Married men have been ordained to the Catholic priesthood since time immemorial in the Eastern Churches, and Chicago-born Julian Hayda comes from a long line of Ukrainian Greek Catholic priests which stretches back 400 years. I am a couple of minutes into my meeting with him when his phone rings. “It’s my wife,” he says. I encourage him to take the call, and we go onto mute for a couple of minutes while I make a mental note of the predictably dull décor of the hotel room in Washington, DC, where he is billeted. 

He returns soon enough. “I’m sorry. We need to keep in regular contact at the moment. She’s used to going to voicemail when we’re in different time zones or I’m in a liturgy, but, well, you know.” Indeed I do, and no apology is needed, for there is now nothing normal about the situation in which Hayda and his wife Summer find themselves. He is a Ukrainian Greek Catholic seminarian for the Eparchy of Chicago, and is a student at the Seminary of the Three Holy Hierarchs on the outskirts of Kyiv. He has been studying remotely since before the invasion, when the seminary took its teaching online. 

A deadly attack on Brovary, just to the north of the seminary, has already killed several of its neighbours. As the situation has unfolded, Major Archbishop Sviatoslav of Kyiv—revered by the Ukrainian Catholics as their de facto patriarch—has invoked the help of St Michael, one of the country’s patrons, in the fight for Ukraine. The archangel’s statue stands, flaming sword in hand, atop the Lach Gates to Independence Square in central Kyiv. Archbishop Sviatoslav is now offering spiritual leadership from another location. Some seminarians have joined him in this ministry, but others have been sent to the relative safety of western Ukraine, or home to the USA, Italy, Croatia, and the UK.  

Earlier this week the Catholic News Service interviewed Bohdan Mandziuk, from Coventry, who is now back in London; he spoke of his experience of being separated from his community, and the reality of hearing explosions in the background of video calls.
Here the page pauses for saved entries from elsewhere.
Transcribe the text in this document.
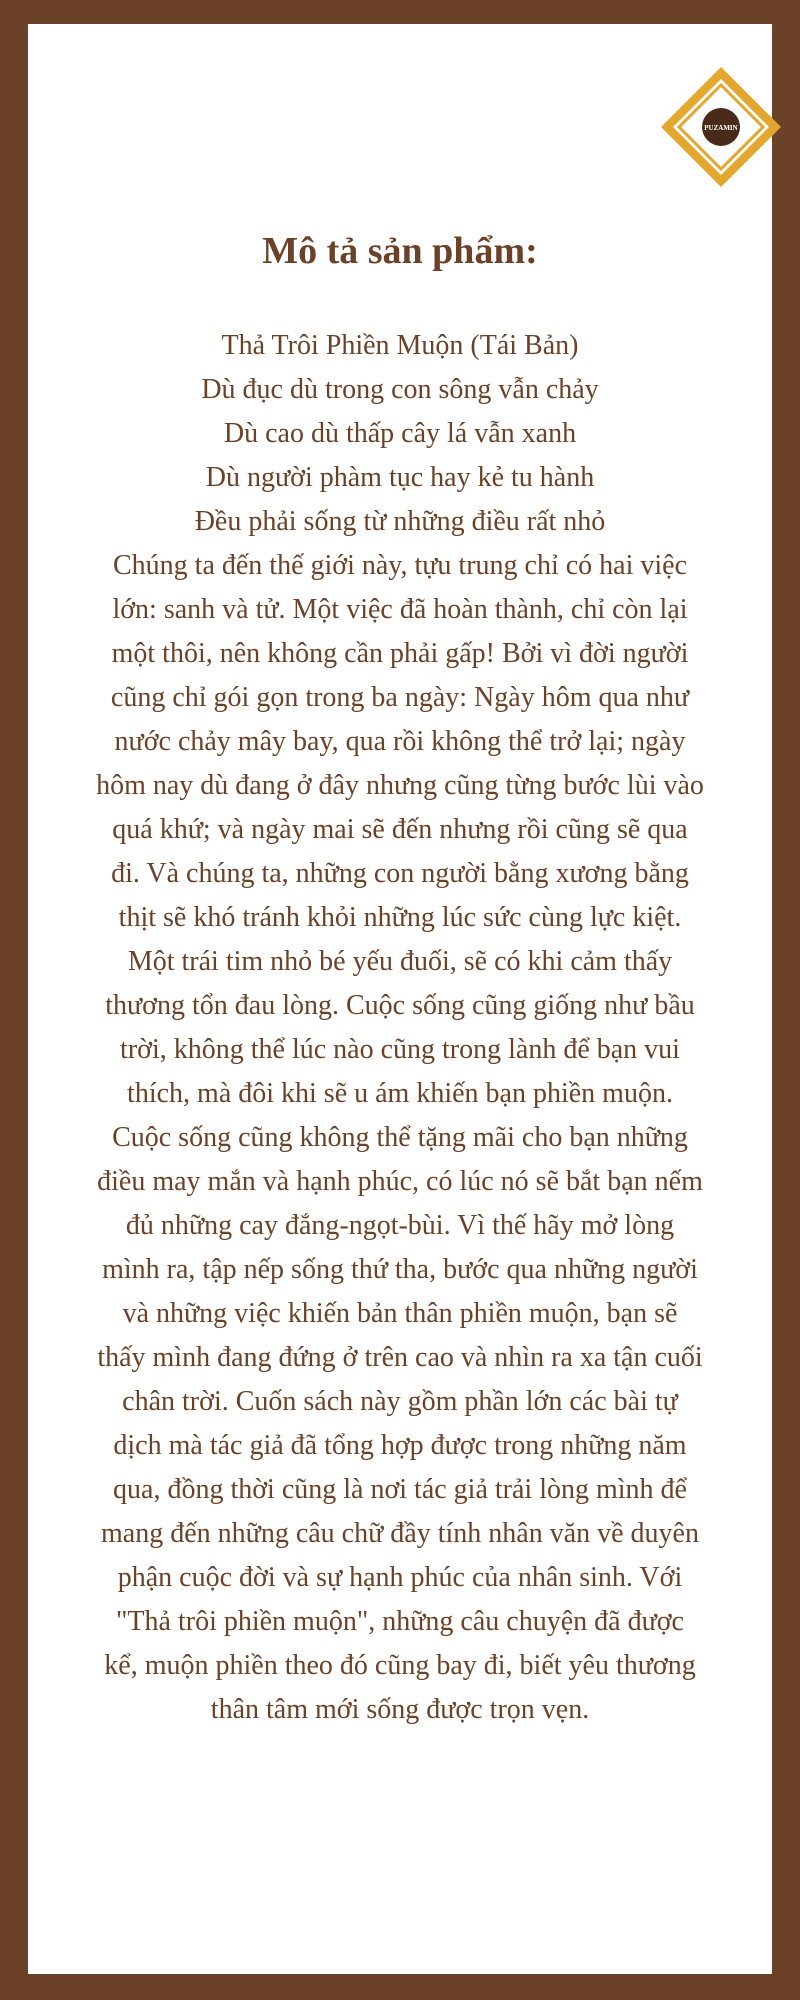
PUZAMIN
Mô tả sản phẩm:

Thả Trôi Phiền Muộn (Tái Bản)
Dù đục dù trong con sông vẫn chảy
Dù cao dù thấp cây lá vẫn xanh
Dù người phàm tục hay kẻ tu hành
Đều phải sống từ những điều rất nhỏ
Chúng ta đến thế giới này, tựu trung chỉ có hai việc lớn: sanh và tử. Một việc đã hoàn thành, chỉ còn lại một thôi, nên không cần phải gấp! Bởi vì đời người cũng chỉ gói gọn trong ba ngày: Ngày hôm qua như nước chảy mây bay, qua rồi không thể trở lại; ngày hôm nay dù đang ở đây nhưng cũng từng bước lùi vào quá khứ; và ngày mai sẽ đến nhưng rồi cũng sẽ qua đi. Và chúng ta, những con người bằng xương bằng thịt sẽ khó tránh khỏi những lúc sức cùng lực kiệt. Một trái tim nhỏ bé yếu đuối, sẽ có khi cảm thấy thương tổn đau lòng. Cuộc sống cũng giống như bầu trời, không thể lúc nào cũng trong lành để bạn vui thích, mà đôi khi sẽ u ám khiến bạn phiền muộn. Cuộc sống cũng không thể tặng mãi cho bạn những điều may mắn và hạnh phúc, có lúc nó sẽ bắt bạn nếm đủ những cay đắng-ngọt-bùi. Vì thế hãy mở lòng mình ra, tập nếp sống thứ tha, bước qua những người và những việc khiến bản thân phiền muộn, bạn sẽ thấy mình đang đứng ở trên cao và nhìn ra xa tận cuối chân trời. Cuốn sách này gồm phần lớn các bài tự dịch mà tác giả đã tổng hợp được trong những năm qua, đồng thời cũng là nơi tác giả trải lòng mình để mang đến những câu chữ đầy tính nhân văn về duyên phận cuộc đời và sự hạnh phúc của nhân sinh. Với "Thả trôi phiền muộn", những câu chuyện đã được kể, muộn phiền theo đó cũng bay đi, biết yêu thương thân tâm mới sống được trọn vẹn.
All the seminarians have taken up different work: they are serving as stretcher bearers, firemen, and relief workers; to each his different gifts according to grace. They have been urged to remain “spiritual people”, and have been forbidden from taking up arms—for now. Meanwhile, at a time when Ukrainians are fleeing in their hundreds of thousands, Hayda is returning to join them.

Before he entered the seminary Hayda was a journalist, producer, and filmmaker; he is now preparing to work on the ground with US media outlets. When we spoke, he had just completed a week of intense live-scenario exercises in the Appalachian Mountains as part of his press-safety training. He is clear that this development is not a departure from his vocation to holy orders, but in some ways a fulfilment of it—if not necessarily one that was expected or desirable. He and Summer were going to move to Ukraine while he continued his studies; he obviously longs to return to the community in which he is being formed, but in this moment he is answering the call to do what he can for a people whom he loves.  
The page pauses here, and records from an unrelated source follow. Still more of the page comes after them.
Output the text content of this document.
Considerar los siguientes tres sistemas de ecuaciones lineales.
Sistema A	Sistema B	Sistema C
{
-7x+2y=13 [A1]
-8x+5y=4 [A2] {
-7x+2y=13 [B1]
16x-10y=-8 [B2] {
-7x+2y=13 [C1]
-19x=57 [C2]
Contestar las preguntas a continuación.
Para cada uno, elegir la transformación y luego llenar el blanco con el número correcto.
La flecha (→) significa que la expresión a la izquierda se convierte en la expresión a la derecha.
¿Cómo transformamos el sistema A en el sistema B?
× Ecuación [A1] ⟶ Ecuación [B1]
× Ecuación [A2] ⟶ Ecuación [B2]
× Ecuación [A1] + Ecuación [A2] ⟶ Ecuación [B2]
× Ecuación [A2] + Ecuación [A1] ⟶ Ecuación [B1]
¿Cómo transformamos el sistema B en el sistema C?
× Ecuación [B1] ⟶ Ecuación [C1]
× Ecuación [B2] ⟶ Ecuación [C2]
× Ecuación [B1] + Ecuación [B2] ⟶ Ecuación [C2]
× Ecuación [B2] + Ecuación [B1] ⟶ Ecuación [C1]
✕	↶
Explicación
Like any other war reporter, Hayda’s role will be a vital part of ensuring that accurate news is able to reach the outside world as the situation continues to deteriorate. Importantly, it will need to serve as a contradiction of the well-oiled Russian propaganda machine. It will have much to do with knowledge, truth, and the effective dissemination of both; all essential qualities of priesthood. He is clearly passionate about his calling; he talks of empathy and co-suffering love, of human dignity, and of the martyrs with whose blood the Church in Ukraine has been so liberally sprinkled in the past.  
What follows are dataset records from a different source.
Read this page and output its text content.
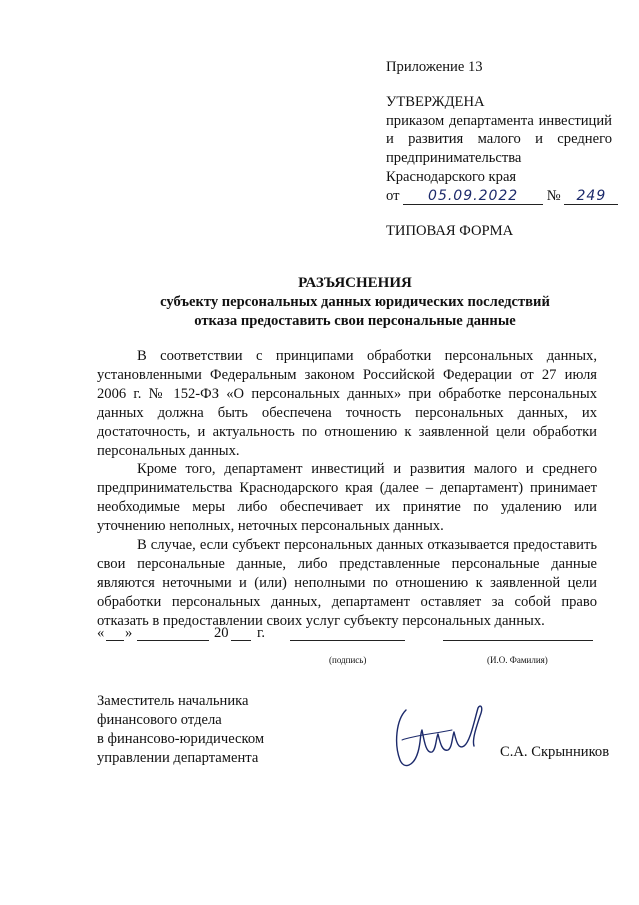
Приложение 13
УТВЕРЖДЕНА
приказом департамента инвестиций
и развития малого и среднего
предпринимательства
Краснодарского края
от 05.09.2022 № 249
ТИПОВАЯ ФОРМА
РАЗЪЯСНЕНИЯ
субъекту персональных данных юридических последствий
отказа предоставить свои персональные данные

В соответствии с принципами обработки персональных данных, установленными Федеральным законом Российской Федерации от 27 июля 2006 г. № 152-ФЗ «О персональных данных» при обработке персональных данных должна быть обеспечена точность персональных данных, их достаточность, и актуальность по отношению к заявленной цели обработки персональных данных.

Кроме того, департамент инвестиций и развития малого и среднего предпринимательства Краснодарского края (далее – департамент) принимает необходимые меры либо обеспечивает их принятие по удалению или уточнению неполных, неточных персональных данных.

В случае, если субъект персональных данных отказывается предоставить свои персональные данные, либо представленные персональные данные являются неточными и (или) неполными по отношению к заявленной цели обработки персональных данных, департамент оставляет за собой право отказать в предоставлении своих услуг субъекту персональных данных.

« »	20 г.
(подпись)	(И.О. Фамилия)
Заместитель начальника
финансового отдела
в финансово-юридическом
управлении департамента	С.А. Скрынников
The last point hits home, and hard. Before we part company Hayda shows me his kit bag, packed for swift deployment, and his flak-jacket. “There’s a helmet on its way, too”, he reassures me with a smile. The jacket has “PRESS” emblazoned across it in large white letters, but whether Russian forces will observe the Geneva Convention in relation to journalists remains to be seen. I am suddenly conscious that by the time our interview appears Hayda may well be deep inside a war zone. Later that day I go into the church across the road, where I light two candles.